Es gibt andere Fälle, da werden Angehörige, denen die Wartezeit zu lang ist, zum Problem. Oder auch vom Alkohol und Drogen enthemmte Patienten selbst. Sie pöbeln, werden manchmal sogar handgreiflich. Auch hier stehen die Pflegekräfte in der ersten Reihe. „Auf Distanz bleiben“; lautet Oliver Hipps Rezept. Und den Sicherheitsdienst oder sogar die Polizei zu alarmieren.
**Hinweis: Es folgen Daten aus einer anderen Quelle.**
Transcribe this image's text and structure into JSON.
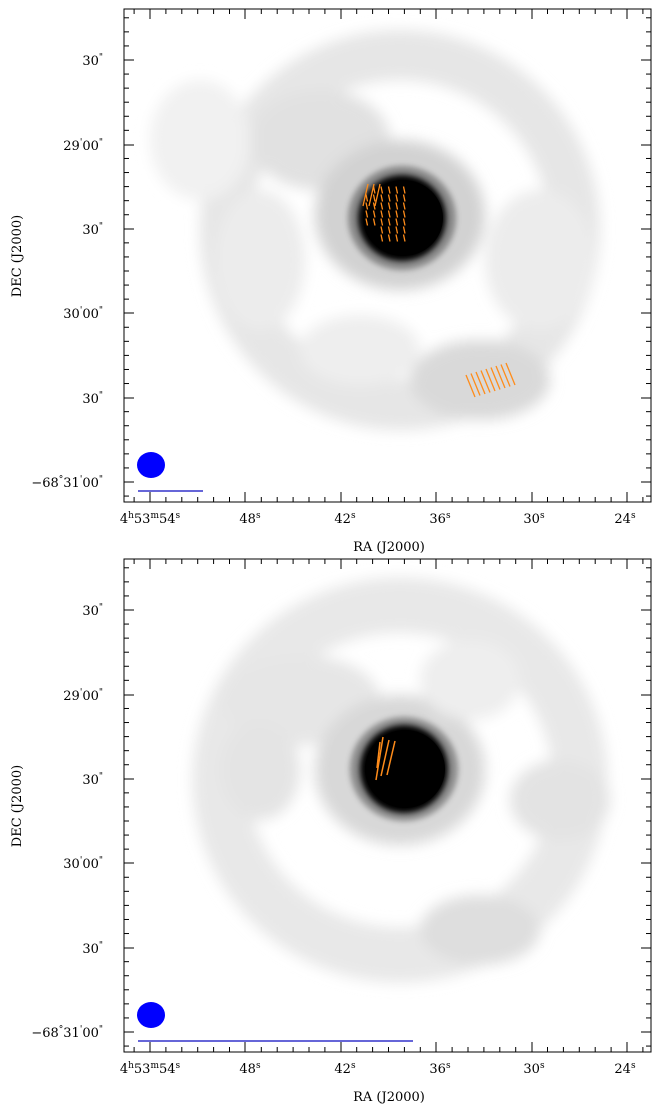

Zwei Mal hat es Hipp schon miterlebt, dass Polizisten sogar Pfefferspray in der Notaufnahme einsetzen mussten.

Die Begeisterung für die Notaufnahme lässt sich Oliver Hipp durch solche Erlebnisse nicht verdrießen. Erfahrung macht in diesem Beruf vieles, manchmal fast alles aus. Nach der dreijährigen Krankenpflegeausbildung zwei Jahre Stationspflege, dann in die Notaufnahme. Das ist ein üblicher Werdegang. Neuerdings gibt es eine Notfallpflegeausbildung als zweijährige Fachweiterbildung. Für Pflegekräfte, die seit Jahren in der Notaufnahme arbeiten, gilt eine Übergangsregelung mit verkürzter Ausbildung. Sieben Pflegekräfte aus der EK-Notaufnahme haben sie wahrgenommen und dürfen sich als „Notfallpflegekräfte“ bezeichnen.